OU’s budget priorities remain the same: taking care of its employees, staying affordable for the students it serves and ensuring long-term fiscal viability. All three priorities must work in concert with one another. To that end, it is important to understand the challenges facing higher education, particularly in Michigan:
- The upcoming enrollment cliff: OU relies primarily on two sources for revenue: tuition dollars and state funding. While state funding is expected to remain modest over the next five years, with projected increases of only 1-2%, the number of high school graduates in the state will decrease dramatically in the coming years. This demographic shift presents a compounded problem for OU, where 96% of undergraduates come from Michigan. This anticipated future loss in tuition revenue must continue to be planned for to avoid budget cuts in the future. It also is imperative that OU plan tuition increases at a modest level to ensure affordability for its students.

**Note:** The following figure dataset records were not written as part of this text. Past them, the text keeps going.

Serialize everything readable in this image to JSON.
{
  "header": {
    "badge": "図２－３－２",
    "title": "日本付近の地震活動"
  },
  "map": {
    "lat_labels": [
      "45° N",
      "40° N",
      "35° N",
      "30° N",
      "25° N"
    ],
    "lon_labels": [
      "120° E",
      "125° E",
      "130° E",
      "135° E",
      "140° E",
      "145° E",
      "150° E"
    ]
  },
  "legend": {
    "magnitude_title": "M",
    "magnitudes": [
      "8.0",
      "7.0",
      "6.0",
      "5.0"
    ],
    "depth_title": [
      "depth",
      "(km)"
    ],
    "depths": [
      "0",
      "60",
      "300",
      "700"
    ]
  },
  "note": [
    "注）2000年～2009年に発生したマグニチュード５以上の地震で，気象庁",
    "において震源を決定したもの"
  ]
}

- The impact of Michigan’s free community college program: As the state of Michigan rolls out its free community college program this fall, one of the unintended consequences experts are concerned about is the impact that will have on the state’s regional four-year schools, including OU. Many students, particularly those in Oakland and Macomb counties, may choose to attend community college instead, causing a decline in OU’s enrollment and the resulting loss in tuition revenue. Again, keeping tuition reasonable is crucial, as OU does not want to price out students who may choose community college for their first and second years.
- The appropriate use of OU’s reserves: The University’s unrestricted reserves were just more than $200 million as of Fiscal Year 2023. Our reserves have grown over time in concert with the growth of the University. This has been accomplished through prudent fiscal management, favorable market performance, and spending restraint. There are many reasons why it is essential to maintain sufficient reserves, not the least of which is to be able to fund operations during times of economic uncertainty. Maintaining OU’s credit rating and outlook is also key to maintaining appropriate reserve balances. The National Association of College and University Business Officers recommends institutions have reserves sufficient to cover 90-180 days’ worth of operating expenses. Of the $200 million of unrestricted reserve balances, only about $50 million is not already designated or committed for use. Using this figure, the University could cover roughly 45 days of its operating expenses. As mentioned, much of the reserves are already committed to how they can be spent (for example, some donor gifts have directed uses, some of our reserves are invested to fund deferred maintenance and other portions are divisional designated funds that while not “restricted” are earmarked by the department or unit in which they exist). Committing to permanent and ongoing budget allocations (such as salary increases) where the funding source is one-time money (such as reserves) could put OU in the precarious position of having to make further budget cuts considering economic headwinds.
To be sure, these negotiations are occurring as the country continues to face inflationary pressures. OU acknowledges the difficulty this has caused for many of its employees, including faculty. It has caused significant challenges to the institution as well.
Looking at all these factors, OU remains committed to all its employees, including faculty, who are critical to the institution’s success. OU is eager to find a sustainable economic solution with OU-AAUP that rewards faculty without putting the university into a significant budget deficit by dangerously depleting its reserves or by raising tuition to the detriment of our students and our overall tenuous enrollment trajectory.